A principio, o canto gregoriano pode parecer monótono. Em verdade, é algo desconcertante para nossos ouvidos modernos, acostumados a outras músicas talvez mais "espetaculares" que, no entanto, são menos profundas. Na realidade, o repertório gregoriano é um mundo complexo que reúne vários séculos da história da música. É um mundo contrastado que vai unindo misteriosamente o entusiasmo quase delirante e a interioridade mais delicada.
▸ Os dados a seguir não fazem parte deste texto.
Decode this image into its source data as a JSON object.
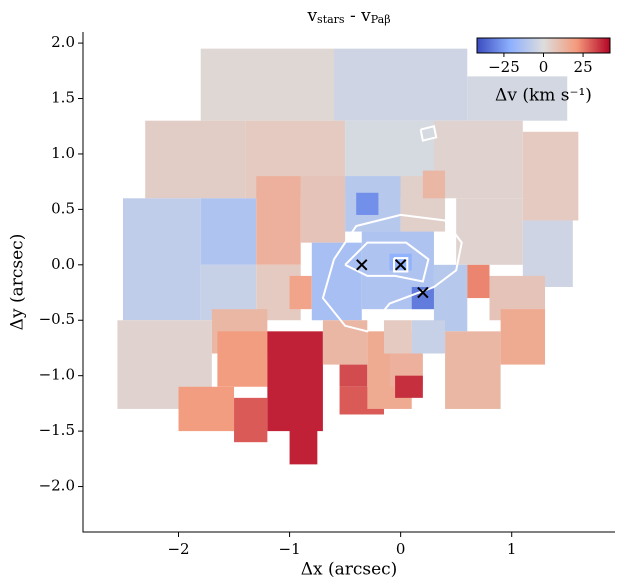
{
  "chart_data": {
    "type": "binned_map",
    "title": [
      "v",
      "stars",
      " - v",
      "Paβ"
    ],
    "x_label": "Δx (arcsec)",
    "y_label": "Δy (arcsec)",
    "xlim": [
      -2.86,
      1.93
    ],
    "ylim": [
      -2.41,
      2.1
    ],
    "xticks": [
      {
        "value": -2,
        "label": "−2"
      },
      {
        "value": -1,
        "label": "−1"
      },
      0,
      1
    ],
    "yticks": [
      {
        "value": 2,
        "label": "2.0"
      },
      {
        "value": 1.5,
        "label": "1.5"
      },
      {
        "value": 1,
        "label": "1.0"
      },
      {
        "value": 0.5,
        "label": "0.5"
      },
      {
        "value": 0,
        "label": "0.0"
      },
      {
        "value": -0.5,
        "label": "−0.5"
      },
      {
        "value": -1,
        "label": "−1.0"
      },
      {
        "value": -1.5,
        "label": "−1.5"
      },
      {
        "value": -2,
        "label": "−2.0"
      }
    ],
    "colorbar": {
      "label": "Δv (km s⁻¹)",
      "lim": [
        -42,
        42
      ],
      "ticks": [
        {
          "value": -25,
          "label": "−25"
        },
        0,
        25
      ],
      "colormap": [
        "#3b4cc0",
        "#8db0fe",
        "#dddddd",
        "#f49a7b",
        "#b40426"
      ]
    },
    "cells": [
      {
        "x": [
          -1.8,
          -0.6
        ],
        "y": [
          1.3,
          1.95
        ],
        "value": 2
      },
      {
        "x": [
          -0.6,
          0.6
        ],
        "y": [
          1.3,
          1.95
        ],
        "value": -4
      },
      {
        "x": [
          0.6,
          1.5
        ],
        "y": [
          1.3,
          1.7
        ],
        "value": -3
      },
      {
        "x": [
          -2.3,
          -1.4
        ],
        "y": [
          0.6,
          1.3
        ],
        "value": 5
      },
      {
        "x": [
          -1.4,
          -0.5
        ],
        "y": [
          0.6,
          1.3
        ],
        "value": 6
      },
      {
        "x": [
          -0.5,
          0.3
        ],
        "y": [
          0.6,
          1.3
        ],
        "value": -2
      },
      {
        "x": [
          0.3,
          1.1
        ],
        "y": [
          0.6,
          1.3
        ],
        "value": 3
      },
      {
        "x": [
          1.1,
          1.6
        ],
        "y": [
          0.4,
          1.2
        ],
        "value": 6
      },
      {
        "x": [
          -2.5,
          -1.8
        ],
        "y": [
          -0.5,
          0.6
        ],
        "value": -8
      },
      {
        "x": [
          -1.8,
          -1.3
        ],
        "y": [
          0.0,
          0.6
        ],
        "value": -12
      },
      {
        "x": [
          -1.3,
          -0.9
        ],
        "y": [
          0.0,
          0.8
        ],
        "value": 14
      },
      {
        "x": [
          -0.9,
          -0.5
        ],
        "y": [
          0.2,
          0.8
        ],
        "value": 8
      },
      {
        "x": [
          -0.5,
          0.0
        ],
        "y": [
          0.3,
          0.8
        ],
        "value": -10
      },
      {
        "x": [
          -0.4,
          -0.2
        ],
        "y": [
          0.45,
          0.65
        ],
        "value": -28
      },
      {
        "x": [
          0.0,
          0.4
        ],
        "y": [
          0.3,
          0.8
        ],
        "value": 4
      },
      {
        "x": [
          0.2,
          0.4
        ],
        "y": [
          0.6,
          0.85
        ],
        "value": 12
      },
      {
        "x": [
          0.5,
          1.1
        ],
        "y": [
          0.0,
          0.6
        ],
        "value": 3
      },
      {
        "x": [
          1.1,
          1.55
        ],
        "y": [
          -0.2,
          0.4
        ],
        "value": -4
      },
      {
        "x": [
          -1.8,
          -1.3
        ],
        "y": [
          -0.5,
          0.0
        ],
        "value": -6
      },
      {
        "x": [
          -1.3,
          -0.9
        ],
        "y": [
          -0.5,
          0.0
        ],
        "value": 6
      },
      {
        "x": [
          -1.0,
          -0.8
        ],
        "y": [
          -0.4,
          -0.1
        ],
        "value": 18
      },
      {
        "x": [
          -0.8,
          -0.35
        ],
        "y": [
          -0.5,
          0.2
        ],
        "value": -14
      },
      {
        "x": [
          -0.35,
          0.3
        ],
        "y": [
          -0.4,
          0.3
        ],
        "value": -12
      },
      {
        "x": [
          -0.1,
          0.1
        ],
        "y": [
          -0.05,
          0.1
        ],
        "value": -20
      },
      {
        "x": [
          0.1,
          0.3
        ],
        "y": [
          -0.4,
          -0.2
        ],
        "value": -32
      },
      {
        "x": [
          0.3,
          0.6
        ],
        "y": [
          -0.6,
          0.0
        ],
        "value": -10
      },
      {
        "x": [
          0.6,
          0.8
        ],
        "y": [
          -0.3,
          0.0
        ],
        "value": 24
      },
      {
        "x": [
          0.8,
          1.3
        ],
        "y": [
          -0.5,
          -0.1
        ],
        "value": 8
      },
      {
        "x": [
          0.9,
          1.3
        ],
        "y": [
          -0.9,
          -0.4
        ],
        "value": 16
      },
      {
        "x": [
          0.4,
          0.9
        ],
        "y": [
          -1.3,
          -0.6
        ],
        "value": 12
      },
      {
        "x": [
          -2.55,
          -1.7
        ],
        "y": [
          -1.3,
          -0.5
        ],
        "value": 3
      },
      {
        "x": [
          -1.7,
          -1.2
        ],
        "y": [
          -0.8,
          -0.4
        ],
        "value": 12
      },
      {
        "x": [
          -1.65,
          -1.2
        ],
        "y": [
          -1.1,
          -0.6
        ],
        "value": 20
      },
      {
        "x": [
          -1.2,
          -0.7
        ],
        "y": [
          -1.5,
          -0.6
        ],
        "value": 38
      },
      {
        "x": [
          -1.0,
          -0.75
        ],
        "y": [
          -1.8,
          -1.4
        ],
        "value": 38
      },
      {
        "x": [
          -0.7,
          -0.3
        ],
        "y": [
          -0.9,
          -0.5
        ],
        "value": 12
      },
      {
        "x": [
          -0.55,
          -0.3
        ],
        "y": [
          -1.1,
          -0.9
        ],
        "value": 32
      },
      {
        "x": [
          -0.55,
          -0.15
        ],
        "y": [
          -1.35,
          -1.1
        ],
        "value": 30
      },
      {
        "x": [
          -2.0,
          -1.5
        ],
        "y": [
          -1.5,
          -1.1
        ],
        "value": 20
      },
      {
        "x": [
          -1.5,
          -1.2
        ],
        "y": [
          -1.6,
          -1.2
        ],
        "value": 30
      },
      {
        "x": [
          -0.3,
          0.1
        ],
        "y": [
          -1.3,
          -0.6
        ],
        "value": 16
      },
      {
        "x": [
          0.1,
          0.4
        ],
        "y": [
          -0.8,
          -0.5
        ],
        "value": -6
      },
      {
        "x": [
          -0.1,
          0.2
        ],
        "y": [
          -1.1,
          -0.8
        ],
        "value": 14
      },
      {
        "x": [
          -0.05,
          0.2
        ],
        "y": [
          -1.2,
          -1.0
        ],
        "value": 36
      },
      {
        "x": [
          -0.15,
          0.1
        ],
        "y": [
          -0.8,
          -0.5
        ],
        "value": 6
      }
    ],
    "contours": [
      {
        "x": [
          -0.6,
          -0.4,
          0.0,
          0.4,
          0.55,
          0.5,
          0.3,
          -0.1,
          -0.3,
          -0.5,
          -0.7,
          -0.6
        ],
        "y": [
          0.05,
          0.35,
          0.45,
          0.4,
          0.2,
          -0.05,
          -0.2,
          -0.35,
          -0.6,
          -0.55,
          -0.3,
          0.05
        ]
      },
      {
        "x": [
          -0.5,
          -0.3,
          0.05,
          0.25,
          0.2,
          -0.05,
          -0.3,
          -0.5
        ],
        "y": [
          0.0,
          0.2,
          0.2,
          0.05,
          -0.15,
          -0.1,
          -0.1,
          0.0
        ]
      },
      {
        "x": [
          -0.06,
          0.06,
          0.06,
          -0.06,
          -0.06
        ],
        "y": [
          0.06,
          0.06,
          -0.06,
          -0.06,
          0.06
        ]
      },
      {
        "x": [
          0.18,
          0.3,
          0.32,
          0.2,
          0.18
        ],
        "y": [
          1.22,
          1.25,
          1.15,
          1.12,
          1.22
        ]
      }
    ],
    "markers": {
      "x": [
        -0.35,
        0.0,
        0.2
      ],
      "y": [
        0.0,
        0.0,
        -0.25
      ]
    }
  }
}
Um mundo de paradoxos onde a música se dilata e chega a sua perfeição no silêncio.
Evento imperdível:
A tradicional missa dominical do Mosteiro de São Bento, do Rio de Janeiro, celebrada com canto gregoriano, atrai muitos visitantes. É um evento que faz parte do roteiro turístico da cidade; tão concorrido que se recomenda a chegada com cerca de trinta minutos de antecedência. Também apresentam-se regularmente no Mosteiro orquestras e grupos de música de câmera.Horário das Missas:
Domingos:10:00 h – Missa conventual solene com canto gregoriano 8:00 e 18:10 h – Missas rezadas
Dias de Semana: 7:15 h – Missa conventual com canto gregoriano

Dizem que no Mosteiro da cidade também é possível assistir algo assim... Vamos lá?